The Forgotten Women Who Shaped the Roman Empire
From a first-century poet to a Roman consul’s wife.
In Atlas Obscura’s Q&A series She Was There, we talk to female scholars who are writing long-forgotten women back into history.
If you spent time on social media last year you might have run across a new trend where women ask the men in their lives how often they think about the Roman Empire. Many of them mention thinking about the Roman army, gladiators, Julius Caesar, and Marcus Aurelius. The Roman Empire is often viewed as this incredibly masculine and manly period, but the empire’s history is more than battles and famous men. A Rome of One’s Own: The Forgotten Women of the Roman Empire tells us a new story—one where women take center stage.
Written by historian and author Emma Southon, A Rome of One’s Own explores the history of Rome through the eyes of 21 women. From queens to poets to rebels, Southon’s retelling writes women back into more than a millennium of Roman history.
Atlas Obscura spoke with Southon about a woman who wrote poetry on a statue’s leg, the challenges of finding primary sources that tell women’s stories, and why she’s over queens.
What’s wrong with the Roman Empire’s macho stereotype?
People imagine the Roman Empire as being this space that is just full of men, masculine activities, and glorified conquest. It completely erases 99% of the actual story of the Roman Empire. It also erases the experiences of everybody who is not 100 Roman men in the army. So many Romans had this experience of being Roman that is completely invisible. A very simple first step is just to consider women in that history and automatically you are telling different stories.
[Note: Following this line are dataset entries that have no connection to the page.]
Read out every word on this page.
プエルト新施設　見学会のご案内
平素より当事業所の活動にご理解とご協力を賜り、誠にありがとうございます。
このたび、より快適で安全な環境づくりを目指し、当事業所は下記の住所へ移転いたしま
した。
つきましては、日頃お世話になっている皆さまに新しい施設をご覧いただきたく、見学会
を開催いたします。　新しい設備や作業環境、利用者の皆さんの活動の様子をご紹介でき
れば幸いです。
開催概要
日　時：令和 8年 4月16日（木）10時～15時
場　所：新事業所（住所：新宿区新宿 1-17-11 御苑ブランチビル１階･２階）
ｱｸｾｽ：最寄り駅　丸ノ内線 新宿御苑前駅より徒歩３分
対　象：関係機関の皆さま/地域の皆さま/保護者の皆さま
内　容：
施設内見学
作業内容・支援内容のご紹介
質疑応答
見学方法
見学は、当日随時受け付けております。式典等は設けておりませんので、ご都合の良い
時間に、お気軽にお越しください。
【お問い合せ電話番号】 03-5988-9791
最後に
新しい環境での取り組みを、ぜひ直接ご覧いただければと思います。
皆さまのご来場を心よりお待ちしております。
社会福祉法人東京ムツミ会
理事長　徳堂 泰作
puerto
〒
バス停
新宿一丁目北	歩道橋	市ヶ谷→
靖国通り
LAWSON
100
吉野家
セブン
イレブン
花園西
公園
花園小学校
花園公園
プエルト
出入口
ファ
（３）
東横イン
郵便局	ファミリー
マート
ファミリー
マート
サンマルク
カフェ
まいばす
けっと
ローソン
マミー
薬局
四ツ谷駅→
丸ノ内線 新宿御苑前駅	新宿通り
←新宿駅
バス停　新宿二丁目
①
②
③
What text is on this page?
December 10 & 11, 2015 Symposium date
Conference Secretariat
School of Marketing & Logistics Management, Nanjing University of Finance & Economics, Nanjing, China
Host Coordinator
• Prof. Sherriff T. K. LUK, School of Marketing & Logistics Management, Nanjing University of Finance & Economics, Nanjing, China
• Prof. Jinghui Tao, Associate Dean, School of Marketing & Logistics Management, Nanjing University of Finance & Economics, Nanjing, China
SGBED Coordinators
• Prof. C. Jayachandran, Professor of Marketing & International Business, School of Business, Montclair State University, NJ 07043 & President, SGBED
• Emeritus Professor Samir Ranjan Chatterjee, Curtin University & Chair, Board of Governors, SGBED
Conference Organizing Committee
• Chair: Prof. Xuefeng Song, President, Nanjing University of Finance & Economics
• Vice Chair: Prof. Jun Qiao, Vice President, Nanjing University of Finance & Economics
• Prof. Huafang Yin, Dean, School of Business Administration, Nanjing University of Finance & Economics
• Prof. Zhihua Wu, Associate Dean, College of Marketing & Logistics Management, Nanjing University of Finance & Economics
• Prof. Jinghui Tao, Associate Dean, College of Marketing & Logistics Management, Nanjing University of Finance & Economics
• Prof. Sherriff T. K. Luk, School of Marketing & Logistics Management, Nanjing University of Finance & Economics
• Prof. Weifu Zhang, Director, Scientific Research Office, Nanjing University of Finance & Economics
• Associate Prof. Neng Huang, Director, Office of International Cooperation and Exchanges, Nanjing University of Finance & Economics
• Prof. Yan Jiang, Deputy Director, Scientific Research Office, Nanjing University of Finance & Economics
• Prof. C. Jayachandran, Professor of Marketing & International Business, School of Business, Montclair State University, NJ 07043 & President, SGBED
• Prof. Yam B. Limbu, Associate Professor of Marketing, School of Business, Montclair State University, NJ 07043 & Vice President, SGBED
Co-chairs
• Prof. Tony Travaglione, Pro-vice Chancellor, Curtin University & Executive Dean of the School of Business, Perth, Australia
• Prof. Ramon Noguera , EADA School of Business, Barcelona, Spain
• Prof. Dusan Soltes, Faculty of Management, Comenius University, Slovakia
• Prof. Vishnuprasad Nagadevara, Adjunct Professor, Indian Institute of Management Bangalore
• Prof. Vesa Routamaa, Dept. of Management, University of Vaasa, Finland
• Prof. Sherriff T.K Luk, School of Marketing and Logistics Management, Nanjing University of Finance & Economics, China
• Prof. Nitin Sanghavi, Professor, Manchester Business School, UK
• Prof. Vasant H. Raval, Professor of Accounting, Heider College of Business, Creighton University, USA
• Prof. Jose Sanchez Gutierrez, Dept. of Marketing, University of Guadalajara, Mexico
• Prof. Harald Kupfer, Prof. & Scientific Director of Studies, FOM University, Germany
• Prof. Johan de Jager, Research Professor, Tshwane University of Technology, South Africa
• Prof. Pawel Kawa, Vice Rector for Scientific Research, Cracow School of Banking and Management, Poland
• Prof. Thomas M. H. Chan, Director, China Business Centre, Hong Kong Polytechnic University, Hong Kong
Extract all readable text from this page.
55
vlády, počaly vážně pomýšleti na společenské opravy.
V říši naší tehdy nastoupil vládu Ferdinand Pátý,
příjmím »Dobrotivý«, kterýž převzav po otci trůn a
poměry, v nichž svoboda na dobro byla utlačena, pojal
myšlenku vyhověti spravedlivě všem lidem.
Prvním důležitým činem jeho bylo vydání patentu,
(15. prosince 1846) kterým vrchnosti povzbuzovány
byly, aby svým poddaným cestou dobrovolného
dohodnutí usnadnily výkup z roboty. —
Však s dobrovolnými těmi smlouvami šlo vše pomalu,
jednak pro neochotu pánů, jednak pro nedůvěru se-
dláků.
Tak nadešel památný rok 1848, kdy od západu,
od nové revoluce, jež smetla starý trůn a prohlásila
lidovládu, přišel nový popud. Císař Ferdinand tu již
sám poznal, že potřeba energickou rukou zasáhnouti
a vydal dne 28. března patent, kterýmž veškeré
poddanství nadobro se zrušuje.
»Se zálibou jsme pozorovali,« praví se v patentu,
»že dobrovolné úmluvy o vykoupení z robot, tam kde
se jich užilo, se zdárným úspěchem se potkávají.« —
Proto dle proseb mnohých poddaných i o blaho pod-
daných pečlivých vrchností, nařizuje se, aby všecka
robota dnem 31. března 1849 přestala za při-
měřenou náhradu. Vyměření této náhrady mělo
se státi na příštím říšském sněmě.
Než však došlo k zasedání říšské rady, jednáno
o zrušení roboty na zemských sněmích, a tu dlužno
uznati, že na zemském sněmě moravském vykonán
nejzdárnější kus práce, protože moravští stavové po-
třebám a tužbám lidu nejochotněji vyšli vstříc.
You can tell stories of the colonized as well as the colonizer, and how they became integrated into the empire. It shifts the story from “soldier marching into country gloriously bringing civilization and stoicism” to something slightly different that allows you to tell more interesting stories.
What were some of the challenges you faced researching these women?
Generally, you just run out of source material. When you’re writing about any women in the ancient world, you’re always limited to one or maybe, if you’re lucky, two sources. With someone like Julia Balbilla, everything we know about her is from what she inscribed on the leg of a statue. Then you get creative and extrapolate out from that. The important thing is to make it as clear as possible when you are extrapolating and when you are actually working with source material.
Which woman was your favorite?
I really like Julia Balbilla. She only wrote four poems, and they’re written in a language that doesn’t exist anymore. But there’s so much personality in them.
She put all of this effort into showing how clever she was. She knew all of these stories about the colossal statue of Memnon. She knew where it came from. She knew all of the mythology. She knew everything. Then to repeatedly sign her poems off by saying, “and my name is Julia Balbilla and my dad is this and my granddad is this and I come from…” It was a reclamation of the kingdom her family ruled and then lost. She put so much effort into showing off that she’s smart, important, and comes from this glorious lineage.
In the book, you don’t just tell us about these women—you place them in context. Why did you do it that way?
I came up with the structure of the book before I chose the women. I knew I wanted their stories to show that the Roman Empire wasn’t this static thing. It’s 1,000 to 1,500 years of history. I always wanted it to be clear that the empire was changing. The empire starts as this tiny village, gets bigger, expands taking in all of these places so all these people suddenly become Roman and contribute to the history of the Roman Empire, and then shrinks back to become just Rome again. I explicitly looked for women that I thought would illuminate that.
Why did you steer away from writing about female generals or political leaders?
One of the reasons I didn’t want to put loads of empresses in the book or loads of women who have military power is that I think it contributes to telling stories that privilege masculine forms of power. When so much of women’s history is the history of queens, which is just the history of monarchy again, it tells us that to be important and worthy of being remembered, you have to have military or political power.
Some women just lived simple lives and didn’t necessarily have any power or, if they did, it was compromised in some way. Including women like Lepidina, who didn’t do anything but have a birthday party, and women who don’t have “historical importance” is just a small way of dismantling the idea that you have to be an empress or lead an army to be important.
What do you hope readers take away from your book?
Women are very often portrayed as being oppressed. When we talk about historical women, they’re perpetually minors. They’re not allowed to do this or that. They’re talked about through a very legal lens that makes them all sound like they are sad victims who don’t do anything and can’t possibly have enjoyed their lives.
I would like people to understand that these women don’t necessarily understand themselves as oppressed—like Turia, who was a very conservative woman and had a marriage where her husband was technically in charge of her. She understands this as a romantic act. She’s politically engaged and involved in her husband’s life. But if all you knew about her was that she was the wife of a consul, you would be like, “Oh, what a sad little woman. Her life must have been terrible.” But she is desperate to maintain her marriage as it is.
I think that a lot of the time when people look back at history or when people look at cultures around the world, they think that women are victimized, but women often don’t see themselves as victimized. These women have more agency than we think they do.
This interview has been edited for length and clarity.